St. Paul-based performance company Brownbody presents its latest original skating performance “Tracing Sacred Steps” June 3-5 at Highland Ice Arena in St. Paul. Creative director Deneane Richburg founded Brownbody partly in response to her own experience as a long-time ice skater growing up in the Twin Cities.
“I was told to check my blackness at the door essentially,” explained Richburg, “sometimes explicitly, and sometimes very subtly, and in kind of subversive ways. I remember being told by judges and officials not to wear white because it made the brownness of my skin more pronounced against the white ice.”
Brownbody is grounded in African diasporic perspectives which it uses to both disrupt biased narratives and build artistic expression.

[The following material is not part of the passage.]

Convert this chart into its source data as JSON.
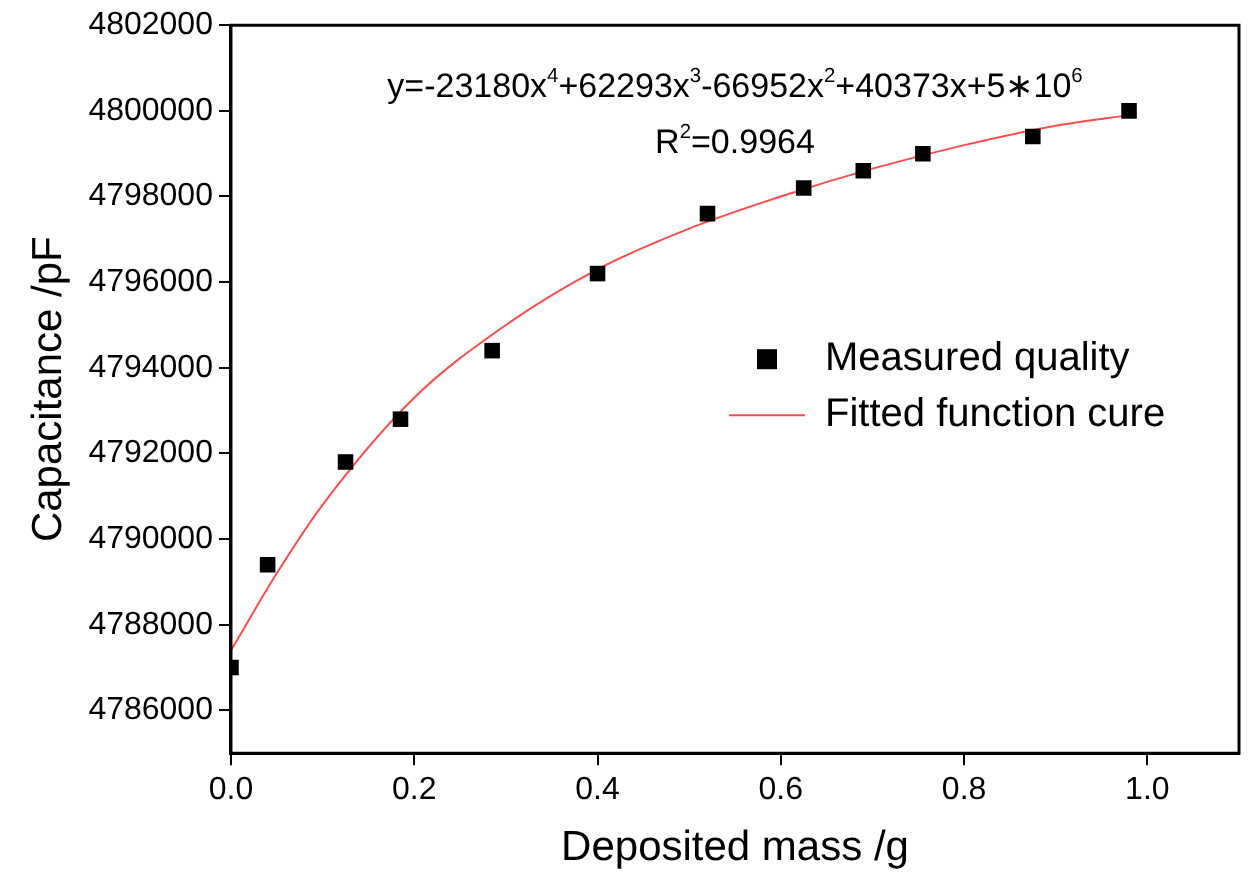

The show “Tracing Sacred Steps” explores Black liberation through “Ring Shout,” a counterclockwise sacred circle dance that was performed by enslaved Africans.
“Ring shout is really about reclaiming one's humanity,” said Richburg. “So to be able to reclaim my humanity on the ice, to be able to connect to ancestors, and to do that in a community of other really beautiful and amazing Black skating dance artists is coming full circle and healing and addressing some of the pain and the trauma that I experienced coming up skating as a Black girl competitively in the Twin Cities.”
Deneane says the performances are open to the general public on June 3 and 4, but that June 5 is an intentionally Black centered space - though no one will be turned away. She also says she doesn't want finances to be a barrier in attending; visit the company’s website to find out more.